Madde 6. ? (4822. Değ) Satıcı veya sağlayıcının tüketiciyle müzakere etmeden, tek taraflı olarak sözleşmeye koyduğu, tarafların sözleşmeden doğan hak ve yükümlülüklerinde iyi niyet kuralına aykırı düşecek biçimde tüketici aleyhine dengesizliğe neden olan sözleşme koşulları haksız şarttır.Taraflardan birini tüketicinin oluşturduğu her türlü sözleşmede yer alan haksız şartlar tüketici için bağlayıcı değildir.Eğer bir sözleşme şartı önceden hazırlanmışsa ve özellikle standart sözleşmede yer alması nedeniyle tüketici içeriğine etki edememişse, o sözleşme şartının tüketiciyle müzakere edilmediği kabul edilir.Sözleşmenin bütün olarak değerlendirilmesinden, standart sözleşme olduğu sonucuna varılırsa, bu sözleşmedeki bir şartın belirli unsurlarının veya münferit bir hükmünün müzakere edilmiş olması, sözleşmenin kalan kısmına bu maddenin uygulanmasını engellemez.Bir satıcı veya sağlayıcı, bir standart şartın münferiden tartışıldığını ileri sürüyorsa, bunu ispat yükü ona aittir.6/A, 6/B, 6/C, 7, 9, 9/A, 10, 10/A ve 11/A maddelerinde yazılı olarak düzenlenmesi öngörülen tüketici sözleşmeleri en az oniki punto ve koyu siyah harflerle düzenlenir ve sözleşmede bulunması gereken şartlardan bir veya birkaçının bulunmaması durumunda eksiklik sözleşmenin geçerliliğini etkilemez.
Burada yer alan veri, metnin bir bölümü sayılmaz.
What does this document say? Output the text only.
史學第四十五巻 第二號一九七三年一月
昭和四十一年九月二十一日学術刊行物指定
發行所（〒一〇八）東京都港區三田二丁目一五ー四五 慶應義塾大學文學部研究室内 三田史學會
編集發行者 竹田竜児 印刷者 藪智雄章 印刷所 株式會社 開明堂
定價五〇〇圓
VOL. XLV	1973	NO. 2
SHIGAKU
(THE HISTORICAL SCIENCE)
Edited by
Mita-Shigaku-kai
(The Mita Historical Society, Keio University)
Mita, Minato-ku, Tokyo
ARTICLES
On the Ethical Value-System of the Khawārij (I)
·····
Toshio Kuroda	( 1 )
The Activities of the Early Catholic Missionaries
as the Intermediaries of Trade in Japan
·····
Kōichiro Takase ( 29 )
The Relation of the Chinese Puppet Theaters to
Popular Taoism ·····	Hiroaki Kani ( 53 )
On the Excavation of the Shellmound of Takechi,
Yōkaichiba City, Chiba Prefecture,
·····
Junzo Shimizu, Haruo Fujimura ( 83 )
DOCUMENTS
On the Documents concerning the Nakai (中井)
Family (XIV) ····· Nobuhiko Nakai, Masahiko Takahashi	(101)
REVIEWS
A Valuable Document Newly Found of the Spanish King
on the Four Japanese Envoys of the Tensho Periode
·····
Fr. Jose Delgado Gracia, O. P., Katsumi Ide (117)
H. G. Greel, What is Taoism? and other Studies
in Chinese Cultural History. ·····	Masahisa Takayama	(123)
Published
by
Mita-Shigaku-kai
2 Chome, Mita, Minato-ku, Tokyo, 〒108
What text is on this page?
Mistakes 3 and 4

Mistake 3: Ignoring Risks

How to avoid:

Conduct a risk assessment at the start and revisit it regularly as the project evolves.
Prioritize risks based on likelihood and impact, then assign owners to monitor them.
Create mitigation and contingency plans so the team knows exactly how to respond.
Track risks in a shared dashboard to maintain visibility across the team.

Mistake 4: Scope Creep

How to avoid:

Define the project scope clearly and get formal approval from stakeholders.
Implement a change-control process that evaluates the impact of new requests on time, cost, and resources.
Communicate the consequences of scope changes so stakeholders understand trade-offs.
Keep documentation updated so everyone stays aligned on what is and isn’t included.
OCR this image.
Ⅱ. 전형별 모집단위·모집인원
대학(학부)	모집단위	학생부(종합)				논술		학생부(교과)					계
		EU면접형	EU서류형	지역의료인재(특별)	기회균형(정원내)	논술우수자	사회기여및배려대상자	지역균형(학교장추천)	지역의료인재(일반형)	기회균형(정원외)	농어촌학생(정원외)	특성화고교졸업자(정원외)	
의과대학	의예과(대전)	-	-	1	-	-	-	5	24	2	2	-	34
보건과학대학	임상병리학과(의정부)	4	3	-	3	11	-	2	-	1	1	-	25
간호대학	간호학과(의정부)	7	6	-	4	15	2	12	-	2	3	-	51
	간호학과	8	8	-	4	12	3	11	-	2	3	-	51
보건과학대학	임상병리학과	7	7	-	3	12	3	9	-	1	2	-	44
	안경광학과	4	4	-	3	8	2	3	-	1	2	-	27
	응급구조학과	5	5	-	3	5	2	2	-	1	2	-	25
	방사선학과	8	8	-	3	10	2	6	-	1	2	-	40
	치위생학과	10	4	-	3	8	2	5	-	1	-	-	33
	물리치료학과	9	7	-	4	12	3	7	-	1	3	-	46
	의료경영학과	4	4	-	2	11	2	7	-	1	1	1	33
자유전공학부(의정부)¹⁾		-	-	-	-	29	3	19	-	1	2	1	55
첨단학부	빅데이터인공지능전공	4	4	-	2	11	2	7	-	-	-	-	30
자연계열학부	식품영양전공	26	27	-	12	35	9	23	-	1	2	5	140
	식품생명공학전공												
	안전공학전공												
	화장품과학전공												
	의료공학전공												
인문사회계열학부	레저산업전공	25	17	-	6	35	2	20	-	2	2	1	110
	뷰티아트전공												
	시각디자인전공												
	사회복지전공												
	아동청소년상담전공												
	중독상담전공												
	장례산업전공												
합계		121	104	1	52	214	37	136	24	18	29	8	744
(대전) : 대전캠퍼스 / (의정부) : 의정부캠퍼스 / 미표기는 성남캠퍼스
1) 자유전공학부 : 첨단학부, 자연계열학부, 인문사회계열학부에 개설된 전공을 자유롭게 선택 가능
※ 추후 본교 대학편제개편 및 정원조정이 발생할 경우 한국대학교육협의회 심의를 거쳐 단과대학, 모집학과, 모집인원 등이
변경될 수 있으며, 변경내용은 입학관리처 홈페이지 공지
Bu eksiklik satıcı veya sağlayıcı tarafından derhal giderilir.Bakanlık standart sözleşmelerde yer alan haksız şartların tespit edilmesine ve bunların sözleşme metninden çıkartılmasının sağlanmasına ilişkin usul ve esasları belirler.

Sizce de, Microsoft ile imzaladığımız sözleşmenin Gizlilik başlığı altında yazılanlar buraya girmekte midir? Bence kesinlikle. Peki Microsft bir mesafeli sözleşme olan bu sözleşmeyi 12 punto ve kalın harflerle mi sunmuştur. Hayır ince ve 8,5 punto ile sunmuştur. Tabii bunlar eninde sonunda bu tür sözleşmelere ilişkin özel maddeler, bununla birlikte genel kanunlarımıza da bakmakta fayda var.Konumuzla iligli Anayasa maddeleri Özel Hayatın Gizliliğinin korunması başlığı altındaki mad.20 ve Haberleşme Hürriyeti başlıklı mad.22’dir. Bu maddeler kendi içlerinde sayılan sınırlama ölçütleri ve mad.13 bağlamında sınırlandırılır. Burada belirtilen sınırlandırma ölçütleri ve usul dışında bu maddeler ihlal edilemez. Hele biz bu maddelerde sayılan haklarımızdan, bu hakların Temel Hal ve Hürriyetlerimiz’den olduğu gerek Yargıtay gerek AIHM tarafından içtihatları ile sabit görüldüğü için, Anayasa’nın 12.maddesi gereği vazgeçemeyiz,devredemeyiz ve dokunulmasına izin veremeyiz. Bu da Microsoft ile imzaladığımız bu sözleşmenin ilgili maddesinin kanuni olarak hiçbir şey ifade etmediğini açıkça göstermektedir. Hatta Microsoft’un bu iligli maddeye dayanarak bizim iletişimimizi izlediği taktirde Türk Ceza Kanunu’ nun dokuzuncu bölümünde düzenlenen tüm suçları işlemektedir.